GDPR Compliance
Configure your forms for the EU General Data Protection Regulation.
What is the GDPR?
The General Data Protection Regulation (GDPR) is the EU's data protection law, in effect since May 2018. It applies to any organization that collects personal data from people located in the EU or EEA — regardless of where the organization itself is based. A web form that collects a name, email address, or IP address from an EU visitor falls under the GDPR.
Why consent matters under the GDPR
The GDPR requires a lawful basis for processing personal data (Article 6). For most web forms, the two practical bases are:
- Consent (Article 6(1)(a)) — the person explicitly agrees to their data being collected. This is the default for contact forms, newsletter signups, and any form where you don't have a pre-existing contractual relationship.
- Legitimate interest (Article 6(1)(f)) — the processing is necessary for your business and doesn't override the person's rights. This can apply in some cases, but it requires a documented balancing test and is harder to defend if challenged.
For most FormBlade users, adding a consent checkbox is the simplest and safest approach. It gives you a clear, auditable record that the person agreed to their data being collected.
What the GDPR preset configures
When you select the GDPR preset in FormBlade, the following settings are applied:
| Setting | Value | Why |
|---|---|---|
| Consent checkbox | Required | Article 6(1)(a) requires clear, affirmative consent before processing personal data. |
| Consent message | "I agree to the processing of my personal data. See our privacy policy for details." | Article 7 requires consent to be specific and informed. The message links to your privacy policy if you provide a URL. |
| IP anonymization | Enabled | IP addresses are personal data under the GDPR (Recital 30). Anonymizing them reduces your data processing scope. |
| Data retention | 365 days | Article 5(1)(e) requires data to be kept only as long as necessary. One year is a reasonable default for most contact form use cases. |
| User-agent storage | Disabled | Browser fingerprint data can be considered personal data. Disabling it minimizes the data you collect. |
Step 1: Apply the GDPR preset
You can apply the preset at the account level (affects all new forms) or per form:
Account level
- Go to Account Settings in the sidebar.
- Scroll to Compliance.
- Select GDPR (EU) from the dropdown.
- Click Save.
All new forms will inherit these settings.

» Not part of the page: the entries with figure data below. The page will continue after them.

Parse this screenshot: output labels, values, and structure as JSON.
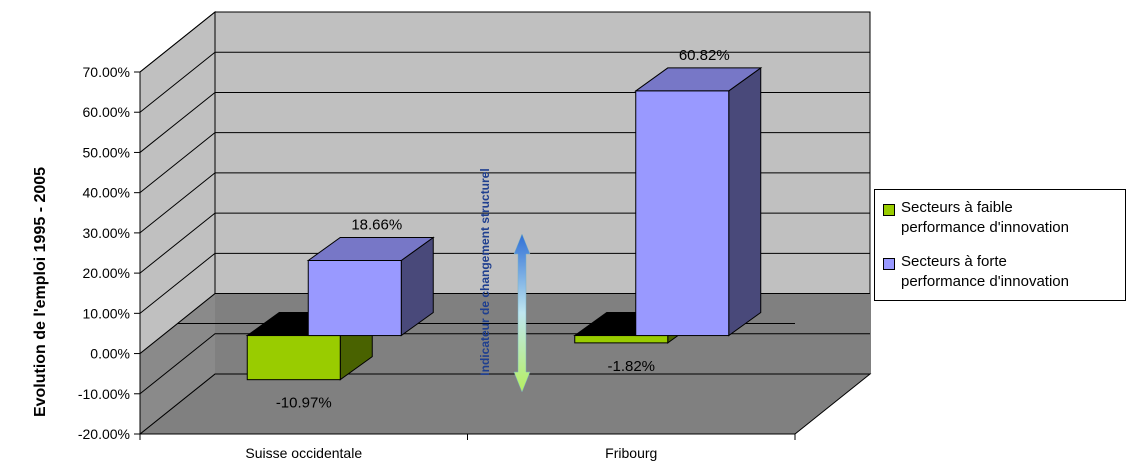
{
  "chart_data": {
    "type": "bar",
    "style": "3d-clustered-column",
    "categories": [
      "Suisse occidentale",
      "Fribourg"
    ],
    "series": [
      {
        "name": "Secteurs à faible performance d'innovation",
        "color": "#99cc00",
        "values": [
          -10.97,
          -1.82
        ]
      },
      {
        "name": "Secteurs à forte performance d'innovation",
        "color": "#9999ff",
        "values": [
          18.66,
          60.82
        ]
      }
    ],
    "data_labels": [
      [
        "-10.97%",
        "-1.82%"
      ],
      [
        "18.66%",
        "60.82%"
      ]
    ],
    "ylabel": "Evolution de l'emploi 1995 - 2005",
    "ylim": [
      -20,
      70
    ],
    "yticks": [
      "-20.00%",
      "-10.00%",
      "0.00%",
      "10.00%",
      "20.00%",
      "30.00%",
      "40.00%",
      "50.00%",
      "60.00%",
      "70.00%"
    ],
    "grid": true,
    "legend_position": "right",
    "legend_lines": [
      [
        "Secteurs à faible",
        "performance d'innovation"
      ],
      [
        "Secteurs à forte",
        "performance d'innovation"
      ]
    ],
    "annotation": "Indicateur de changement structurel"
  }
}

Existing forms are not changed.
Per form
- Open the form in your dashboard.
- Go to Settings → Compliance.
- Toggle Override account defaults.
- Select GDPR (EU).
- Click Save.
Step 2: Add a privacy policy URL
GDPR Article 13 requires you to inform users about how their data will be processed at the time of collection. The best way to do this is to link your privacy policy from the consent checkbox.

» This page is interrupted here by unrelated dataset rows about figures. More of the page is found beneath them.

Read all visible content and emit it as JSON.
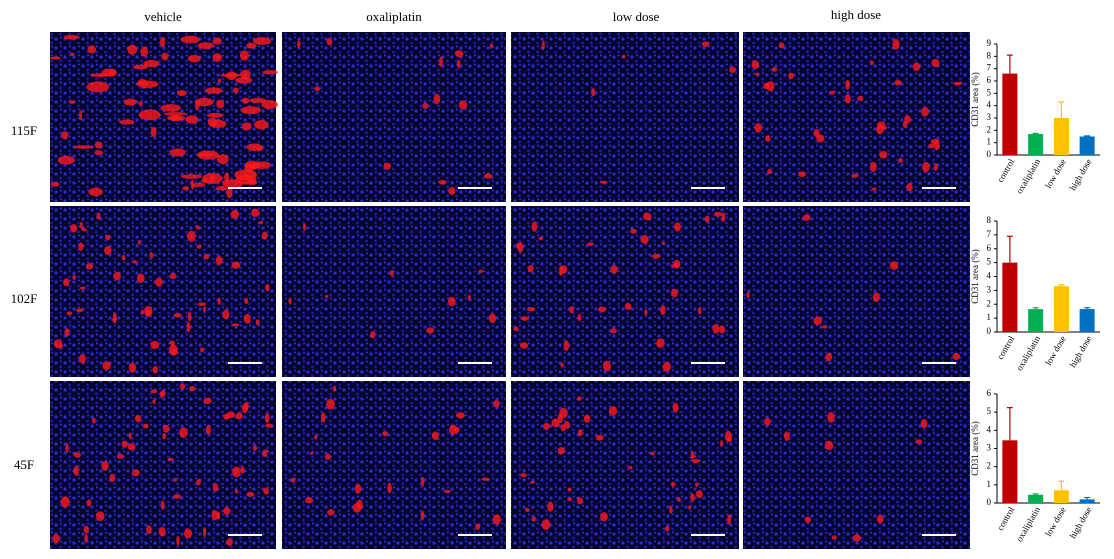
{
  "panel": {
    "column_labels": [
      "vehicle",
      "oxaliplatin",
      "low dose",
      "high dose"
    ],
    "row_labels": [
      "115F",
      "102F",
      "45F"
    ]
  },
  "chart_data": [
    {
      "type": "bar",
      "y_label": "CD31 area (%)",
      "categories": [
        "control",
        "oxaliplatin",
        "low dose",
        "high dose"
      ],
      "values": [
        6.6,
        1.7,
        3.0,
        1.5
      ],
      "errors": [
        1.5,
        0.05,
        1.3,
        0.05
      ],
      "colors": [
        "#c00000",
        "#00b050",
        "#ffc000",
        "#0070c0"
      ],
      "ylim": [
        0,
        9
      ],
      "yticks": [
        0,
        1,
        2,
        3,
        4,
        5,
        6,
        7,
        8,
        9
      ]
    },
    {
      "type": "bar",
      "y_label": "CD31 area (%)",
      "categories": [
        "control",
        "oxaliplatin",
        "low dose",
        "high dose"
      ],
      "values": [
        5.0,
        1.65,
        3.3,
        1.65
      ],
      "errors": [
        1.9,
        0.1,
        0.1,
        0.1
      ],
      "colors": [
        "#c00000",
        "#00b050",
        "#ffc000",
        "#0070c0"
      ],
      "ylim": [
        0,
        8
      ],
      "yticks": [
        0,
        1,
        2,
        3,
        4,
        5,
        6,
        7,
        8
      ]
    },
    {
      "type": "bar",
      "y_label": "CD31 area (%)",
      "categories": [
        "control",
        "oxaliplatin",
        "low dose",
        "high dose"
      ],
      "values": [
        3.45,
        0.45,
        0.7,
        0.2
      ],
      "errors": [
        1.8,
        0.05,
        0.5,
        0.1
      ],
      "colors": [
        "#c00000",
        "#00b050",
        "#ffc000",
        "#0070c0"
      ],
      "ylim": [
        0,
        6
      ],
      "yticks": [
        0,
        1,
        2,
        3,
        4,
        5,
        6
      ]
    }
  ]
}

- In the form's Settings tab, find the Privacy policy URL field.
- Enter the full URL to your privacy policy page (e.g.,
https://yoursite.com/privacy). - Click Save.

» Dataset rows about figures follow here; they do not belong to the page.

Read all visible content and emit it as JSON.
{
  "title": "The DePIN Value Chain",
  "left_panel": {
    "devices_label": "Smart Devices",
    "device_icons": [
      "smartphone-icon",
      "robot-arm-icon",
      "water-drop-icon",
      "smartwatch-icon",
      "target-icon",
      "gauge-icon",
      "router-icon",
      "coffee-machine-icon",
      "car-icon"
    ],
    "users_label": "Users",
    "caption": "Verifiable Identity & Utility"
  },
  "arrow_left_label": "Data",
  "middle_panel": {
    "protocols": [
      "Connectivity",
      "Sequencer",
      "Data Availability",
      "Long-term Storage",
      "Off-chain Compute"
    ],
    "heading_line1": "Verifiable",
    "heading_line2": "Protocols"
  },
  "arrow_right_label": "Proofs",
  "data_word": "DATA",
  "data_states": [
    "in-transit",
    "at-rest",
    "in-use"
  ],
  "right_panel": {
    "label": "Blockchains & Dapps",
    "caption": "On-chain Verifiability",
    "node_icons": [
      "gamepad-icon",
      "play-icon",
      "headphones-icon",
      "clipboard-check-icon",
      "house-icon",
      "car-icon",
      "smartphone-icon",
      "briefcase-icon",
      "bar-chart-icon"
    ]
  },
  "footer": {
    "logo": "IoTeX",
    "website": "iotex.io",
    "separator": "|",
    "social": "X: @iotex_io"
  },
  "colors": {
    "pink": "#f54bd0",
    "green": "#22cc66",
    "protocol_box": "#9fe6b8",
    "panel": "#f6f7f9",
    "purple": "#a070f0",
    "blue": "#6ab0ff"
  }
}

On hosted forms, the consent checkbox will display: "I agree to the processing of my personal data. See our privacy policy for details. Privacy Policy" — where the last part is a clickable link to your URL.
Step 3: Add consent to custom HTML forms
If you use a hosted form (/f/contact), the consent checkbox is added automatically. If you embed a custom HTML form, add the checkbox yourself:
<label> <input type="checkbox" name="_fb_consent" value="true" required> I agree to the processing of my personal data. <a href="https://yoursite.com/privacy">Privacy Policy</a> </label>
The field name must be _fb_consent. FormBlade validates this field server-side and rejects submissions where it is missing or falsy (false, 0, off) with a 422 response.
The required HTML attribute adds client-side validation so users see a browser-native prompt before submitting.
What the user sees
On a hosted form, the consent checkbox appears as the last field before the submit button. The label includes your custom message (or the GDPR default) and an optional link to your privacy policy. The checkbox must be checked before the form can be submitted.
If a submission arrives without consent (e.g., from a bot or a manually crafted request), FormBlade returns an error page explaining that consent is required, with a link to your privacy policy and a back button.
GDPR-specific considerations
Right to erasure (Article 17)
Data subjects have the right to request deletion of their personal data. FormBlade's data retention setting handles automatic deletion, but you should also be prepared to delete individual submissions on request. You can do this from the submissions table in the dashboard.
Right to access (Article 15)
Data subjects can request a copy of all personal data you hold about them. You can export individual submissions or all submissions from a form as CSV from the dashboard.
Data processing agreement
Under Article 28, you need a Data Processing Agreement (DPA) with any processor handling personal data on your behalf. FormBlade acts as a data processor when storing form submissions. Contact us if you need a signed DPA.
Consent is not stored
FormBlade validates the consent checkbox at submission time but does not store the consent value in the submission data. The _fb_consent field is stripped before storage. If your GDPR compliance process requires proof of consent (Article 7(1)), implement a separate consent log on your side that records when and how consent was given.